Akash Palkhiwala, diretor financeiro e de operações da Qualcomm

As capacidades no dispositivo (a capacidade do telemóvel de processar muito mais dados); a computação de borda (tecnologia de TI local, em vez de centros de dados distantes); o uso mais eficiente da largura de banda disponível (controle de carga habilitado por IA); e um maior acesso à nuvem irão convergir para criar uma nova rede sem fios.

Pergunto a Palkhiwala o que tudo isto pode significar para uma mãe do Arkansas.

“Essa é uma ótima questão,” responde (não é, mas é uma tentativa de trazer o tema para quem não é especialista em tecnologia).

“Hoje estamos na economia de aplicações,” observa. “No telemóvel, quer fazer uma reserva de viagem, vai a uma aplicação. Quer pedir um Uber, vai a uma segunda aplicação. Quer pedir comida, vai a uma terceira aplicação, bilhetes de cinema, etc. O utilizador tem que passar por esse esforço.

“No futuro, pensa na economia de aplicações a passar para uma economia de agentes, onde há um agente com quem interajo, e posso pedir-lhe para reservar um bilhete de cinema ou de avião, pedir comida, chamar um Uber. Ele sabe tudo sobre mim.”

No stand há uma mesa interativa que, há 20 anos, parecia impossivelmente moderna em filmes.
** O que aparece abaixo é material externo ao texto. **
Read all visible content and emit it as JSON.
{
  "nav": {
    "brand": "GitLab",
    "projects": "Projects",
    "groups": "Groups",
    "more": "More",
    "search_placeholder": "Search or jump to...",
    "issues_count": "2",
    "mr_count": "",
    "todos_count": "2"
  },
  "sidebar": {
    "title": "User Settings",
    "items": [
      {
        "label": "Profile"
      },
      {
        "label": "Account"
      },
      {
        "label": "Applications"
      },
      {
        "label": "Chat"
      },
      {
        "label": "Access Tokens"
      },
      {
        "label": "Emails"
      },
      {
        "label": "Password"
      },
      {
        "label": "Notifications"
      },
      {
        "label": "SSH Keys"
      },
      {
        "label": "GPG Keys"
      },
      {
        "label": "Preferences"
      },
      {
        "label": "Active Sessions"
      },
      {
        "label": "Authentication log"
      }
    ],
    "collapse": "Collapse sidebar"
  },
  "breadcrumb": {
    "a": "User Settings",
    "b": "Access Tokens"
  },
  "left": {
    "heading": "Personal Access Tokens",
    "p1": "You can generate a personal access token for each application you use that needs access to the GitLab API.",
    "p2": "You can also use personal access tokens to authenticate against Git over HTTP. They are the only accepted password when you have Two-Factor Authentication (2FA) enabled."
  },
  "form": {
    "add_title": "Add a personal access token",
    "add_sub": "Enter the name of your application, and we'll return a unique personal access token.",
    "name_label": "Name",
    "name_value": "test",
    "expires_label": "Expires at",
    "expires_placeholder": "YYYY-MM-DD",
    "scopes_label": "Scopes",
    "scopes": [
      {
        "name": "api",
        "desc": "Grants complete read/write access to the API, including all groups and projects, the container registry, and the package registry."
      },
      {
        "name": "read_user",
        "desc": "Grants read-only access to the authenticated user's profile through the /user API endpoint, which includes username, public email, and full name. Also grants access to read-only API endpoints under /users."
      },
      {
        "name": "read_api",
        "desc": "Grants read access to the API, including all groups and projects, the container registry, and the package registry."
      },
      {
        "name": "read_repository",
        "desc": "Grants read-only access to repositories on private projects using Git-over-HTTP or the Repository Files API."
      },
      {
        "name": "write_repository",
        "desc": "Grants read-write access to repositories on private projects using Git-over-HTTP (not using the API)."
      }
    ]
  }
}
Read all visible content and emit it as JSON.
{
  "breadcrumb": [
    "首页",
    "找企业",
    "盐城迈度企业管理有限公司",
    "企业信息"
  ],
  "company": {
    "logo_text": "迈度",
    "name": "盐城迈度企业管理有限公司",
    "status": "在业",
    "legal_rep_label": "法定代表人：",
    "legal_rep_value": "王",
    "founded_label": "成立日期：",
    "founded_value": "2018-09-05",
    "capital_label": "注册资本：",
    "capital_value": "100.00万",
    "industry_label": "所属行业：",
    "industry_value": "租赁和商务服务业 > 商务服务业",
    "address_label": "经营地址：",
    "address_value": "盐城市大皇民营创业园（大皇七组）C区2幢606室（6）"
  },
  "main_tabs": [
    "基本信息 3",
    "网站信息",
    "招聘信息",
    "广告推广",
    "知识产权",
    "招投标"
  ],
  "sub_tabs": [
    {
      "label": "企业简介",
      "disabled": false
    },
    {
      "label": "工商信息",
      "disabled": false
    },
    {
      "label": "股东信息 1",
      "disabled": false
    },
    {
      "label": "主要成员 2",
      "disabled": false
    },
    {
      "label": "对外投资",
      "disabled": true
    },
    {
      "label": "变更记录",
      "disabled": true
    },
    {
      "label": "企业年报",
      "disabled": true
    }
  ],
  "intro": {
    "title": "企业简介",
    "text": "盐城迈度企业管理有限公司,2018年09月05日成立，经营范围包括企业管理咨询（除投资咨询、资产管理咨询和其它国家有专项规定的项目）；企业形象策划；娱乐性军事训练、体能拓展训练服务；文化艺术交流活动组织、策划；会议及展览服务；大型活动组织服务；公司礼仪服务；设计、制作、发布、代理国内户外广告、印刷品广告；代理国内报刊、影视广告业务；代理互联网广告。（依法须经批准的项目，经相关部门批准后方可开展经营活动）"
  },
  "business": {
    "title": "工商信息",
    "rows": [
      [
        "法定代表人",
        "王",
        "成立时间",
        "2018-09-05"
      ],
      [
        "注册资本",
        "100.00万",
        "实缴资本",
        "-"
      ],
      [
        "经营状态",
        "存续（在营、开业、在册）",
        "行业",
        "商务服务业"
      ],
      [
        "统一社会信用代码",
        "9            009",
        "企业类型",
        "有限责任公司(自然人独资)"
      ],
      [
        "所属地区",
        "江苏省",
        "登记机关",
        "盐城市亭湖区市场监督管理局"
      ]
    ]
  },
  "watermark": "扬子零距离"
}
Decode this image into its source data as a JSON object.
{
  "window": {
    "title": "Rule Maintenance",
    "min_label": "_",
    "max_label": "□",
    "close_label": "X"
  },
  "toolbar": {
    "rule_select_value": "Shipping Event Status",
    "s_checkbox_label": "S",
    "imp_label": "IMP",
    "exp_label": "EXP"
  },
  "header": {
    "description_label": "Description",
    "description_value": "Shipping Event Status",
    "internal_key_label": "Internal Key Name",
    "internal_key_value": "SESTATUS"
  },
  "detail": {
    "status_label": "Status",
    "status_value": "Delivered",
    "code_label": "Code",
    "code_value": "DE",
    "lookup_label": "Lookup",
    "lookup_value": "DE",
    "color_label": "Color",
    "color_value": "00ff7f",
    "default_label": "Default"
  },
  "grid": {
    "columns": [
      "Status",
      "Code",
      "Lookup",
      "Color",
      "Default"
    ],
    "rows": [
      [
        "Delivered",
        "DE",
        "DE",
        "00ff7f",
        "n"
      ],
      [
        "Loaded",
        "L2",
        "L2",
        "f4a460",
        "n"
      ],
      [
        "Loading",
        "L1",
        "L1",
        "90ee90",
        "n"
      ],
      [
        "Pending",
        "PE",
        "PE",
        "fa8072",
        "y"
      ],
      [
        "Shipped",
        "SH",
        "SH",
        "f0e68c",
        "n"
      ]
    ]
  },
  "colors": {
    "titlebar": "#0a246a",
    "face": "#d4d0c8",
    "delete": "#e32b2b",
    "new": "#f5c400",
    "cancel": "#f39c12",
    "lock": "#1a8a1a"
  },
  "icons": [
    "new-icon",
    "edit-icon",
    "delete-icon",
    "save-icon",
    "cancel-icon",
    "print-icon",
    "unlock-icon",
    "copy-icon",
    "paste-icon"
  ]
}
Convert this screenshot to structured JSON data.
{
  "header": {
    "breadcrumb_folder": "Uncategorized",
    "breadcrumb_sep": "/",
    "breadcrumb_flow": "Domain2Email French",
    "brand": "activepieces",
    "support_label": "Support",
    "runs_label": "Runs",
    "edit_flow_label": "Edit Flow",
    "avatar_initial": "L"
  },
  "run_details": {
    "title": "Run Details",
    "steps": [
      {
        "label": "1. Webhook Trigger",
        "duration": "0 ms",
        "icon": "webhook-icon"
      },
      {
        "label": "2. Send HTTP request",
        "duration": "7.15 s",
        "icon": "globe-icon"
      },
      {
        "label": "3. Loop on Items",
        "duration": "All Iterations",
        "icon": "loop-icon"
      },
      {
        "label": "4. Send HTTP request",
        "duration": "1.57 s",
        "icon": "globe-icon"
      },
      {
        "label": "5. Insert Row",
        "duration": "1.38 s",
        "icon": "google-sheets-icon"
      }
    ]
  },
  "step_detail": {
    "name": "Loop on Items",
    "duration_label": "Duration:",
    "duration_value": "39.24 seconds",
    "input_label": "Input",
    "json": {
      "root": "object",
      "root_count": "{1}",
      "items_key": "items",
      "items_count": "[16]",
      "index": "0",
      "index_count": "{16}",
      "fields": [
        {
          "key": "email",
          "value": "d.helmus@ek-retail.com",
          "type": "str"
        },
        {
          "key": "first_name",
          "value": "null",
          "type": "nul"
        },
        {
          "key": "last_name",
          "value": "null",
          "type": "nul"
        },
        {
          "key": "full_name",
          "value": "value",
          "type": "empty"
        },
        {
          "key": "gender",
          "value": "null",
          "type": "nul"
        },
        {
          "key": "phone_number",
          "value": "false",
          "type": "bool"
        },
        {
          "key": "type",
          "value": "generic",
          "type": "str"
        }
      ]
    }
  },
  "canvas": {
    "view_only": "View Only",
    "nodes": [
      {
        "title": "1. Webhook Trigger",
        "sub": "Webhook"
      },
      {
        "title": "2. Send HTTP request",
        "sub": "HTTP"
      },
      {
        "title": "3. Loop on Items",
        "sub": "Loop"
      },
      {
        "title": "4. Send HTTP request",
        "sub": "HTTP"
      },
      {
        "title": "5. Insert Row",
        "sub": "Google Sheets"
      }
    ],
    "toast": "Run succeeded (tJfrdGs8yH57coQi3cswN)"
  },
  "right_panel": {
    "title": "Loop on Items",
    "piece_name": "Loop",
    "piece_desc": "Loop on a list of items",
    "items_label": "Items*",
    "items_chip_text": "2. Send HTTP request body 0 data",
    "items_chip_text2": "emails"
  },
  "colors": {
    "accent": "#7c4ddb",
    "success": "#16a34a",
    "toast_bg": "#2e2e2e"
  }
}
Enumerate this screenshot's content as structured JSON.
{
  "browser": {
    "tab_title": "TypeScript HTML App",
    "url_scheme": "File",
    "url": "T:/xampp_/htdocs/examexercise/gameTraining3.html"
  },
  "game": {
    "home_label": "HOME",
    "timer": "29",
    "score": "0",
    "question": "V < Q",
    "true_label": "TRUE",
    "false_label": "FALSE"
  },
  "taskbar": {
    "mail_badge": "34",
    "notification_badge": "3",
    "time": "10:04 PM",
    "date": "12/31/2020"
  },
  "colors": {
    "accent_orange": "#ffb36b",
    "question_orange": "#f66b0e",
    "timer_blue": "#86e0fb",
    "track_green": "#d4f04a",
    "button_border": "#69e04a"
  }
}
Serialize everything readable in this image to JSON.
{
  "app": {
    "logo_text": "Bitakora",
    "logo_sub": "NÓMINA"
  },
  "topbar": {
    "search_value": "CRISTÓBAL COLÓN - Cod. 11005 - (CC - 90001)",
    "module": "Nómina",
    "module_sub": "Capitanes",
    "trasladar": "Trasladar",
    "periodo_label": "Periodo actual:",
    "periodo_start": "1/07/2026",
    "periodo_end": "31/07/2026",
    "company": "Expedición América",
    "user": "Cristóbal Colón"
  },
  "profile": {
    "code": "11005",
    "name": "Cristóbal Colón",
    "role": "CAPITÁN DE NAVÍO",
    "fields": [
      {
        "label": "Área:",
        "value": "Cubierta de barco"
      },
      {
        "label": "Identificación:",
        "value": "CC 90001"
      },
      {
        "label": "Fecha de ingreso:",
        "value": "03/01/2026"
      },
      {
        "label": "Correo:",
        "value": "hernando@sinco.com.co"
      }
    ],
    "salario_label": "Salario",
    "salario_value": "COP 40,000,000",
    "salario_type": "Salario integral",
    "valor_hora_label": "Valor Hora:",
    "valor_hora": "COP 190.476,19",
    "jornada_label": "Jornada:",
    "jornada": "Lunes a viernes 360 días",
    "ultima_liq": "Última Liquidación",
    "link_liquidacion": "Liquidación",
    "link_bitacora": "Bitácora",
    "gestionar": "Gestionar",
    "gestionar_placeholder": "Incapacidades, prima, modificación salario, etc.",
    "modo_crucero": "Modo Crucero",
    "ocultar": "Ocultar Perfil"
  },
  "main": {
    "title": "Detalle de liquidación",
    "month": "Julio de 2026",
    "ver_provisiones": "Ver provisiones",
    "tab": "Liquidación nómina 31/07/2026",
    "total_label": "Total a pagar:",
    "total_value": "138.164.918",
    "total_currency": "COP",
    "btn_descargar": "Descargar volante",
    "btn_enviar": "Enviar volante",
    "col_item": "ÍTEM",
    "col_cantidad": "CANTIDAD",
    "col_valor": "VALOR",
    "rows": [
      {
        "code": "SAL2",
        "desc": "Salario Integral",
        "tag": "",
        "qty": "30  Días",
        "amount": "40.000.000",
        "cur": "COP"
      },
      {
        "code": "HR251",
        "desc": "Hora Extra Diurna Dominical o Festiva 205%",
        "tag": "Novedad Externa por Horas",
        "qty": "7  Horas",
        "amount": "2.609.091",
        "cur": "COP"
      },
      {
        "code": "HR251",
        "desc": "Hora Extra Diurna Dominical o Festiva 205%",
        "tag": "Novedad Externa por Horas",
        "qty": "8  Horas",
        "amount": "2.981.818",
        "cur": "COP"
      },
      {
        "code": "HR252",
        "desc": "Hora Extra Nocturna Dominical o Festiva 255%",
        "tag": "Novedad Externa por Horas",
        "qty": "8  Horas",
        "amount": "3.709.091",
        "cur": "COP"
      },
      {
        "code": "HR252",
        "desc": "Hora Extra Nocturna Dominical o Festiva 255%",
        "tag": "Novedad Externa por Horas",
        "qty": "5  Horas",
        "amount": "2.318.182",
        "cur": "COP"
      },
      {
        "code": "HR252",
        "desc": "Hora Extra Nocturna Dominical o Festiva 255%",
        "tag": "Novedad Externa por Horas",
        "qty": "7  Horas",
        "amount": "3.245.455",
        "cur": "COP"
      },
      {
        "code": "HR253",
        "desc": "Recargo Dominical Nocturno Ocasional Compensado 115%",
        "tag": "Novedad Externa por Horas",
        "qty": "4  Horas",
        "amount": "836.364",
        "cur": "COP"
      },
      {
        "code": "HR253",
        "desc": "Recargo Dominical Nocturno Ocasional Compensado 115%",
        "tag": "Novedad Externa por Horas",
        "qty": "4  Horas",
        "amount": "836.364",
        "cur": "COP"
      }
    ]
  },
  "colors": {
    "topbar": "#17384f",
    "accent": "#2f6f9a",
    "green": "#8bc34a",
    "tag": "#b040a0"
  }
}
Com um gesto, um vídeo é reproduzido. Mostra um motorista a chegar a um supermercado onde há um robô à espera com sacos de compras que já sabia que querias.

A Qualcomm afirma que as primeiras aplicações de 6G estarão em testes com consumidores até aos Jogos Olímpicos de Los Angeles em 2028. Até 2029, as implementações começarão. Muitos ainda estão a entender a IA aplicada, e no Reino Unido, onde vivo, o 5G ainda é irregular e cai sempre que estou no comboio. O Mobile World Congress é um encontro de milhares de pessoas focadas nas possibilidades de um futuro habilitado por IA. Como tudo se desenrolar, vai precisar do cérebro de muitos milhões mais.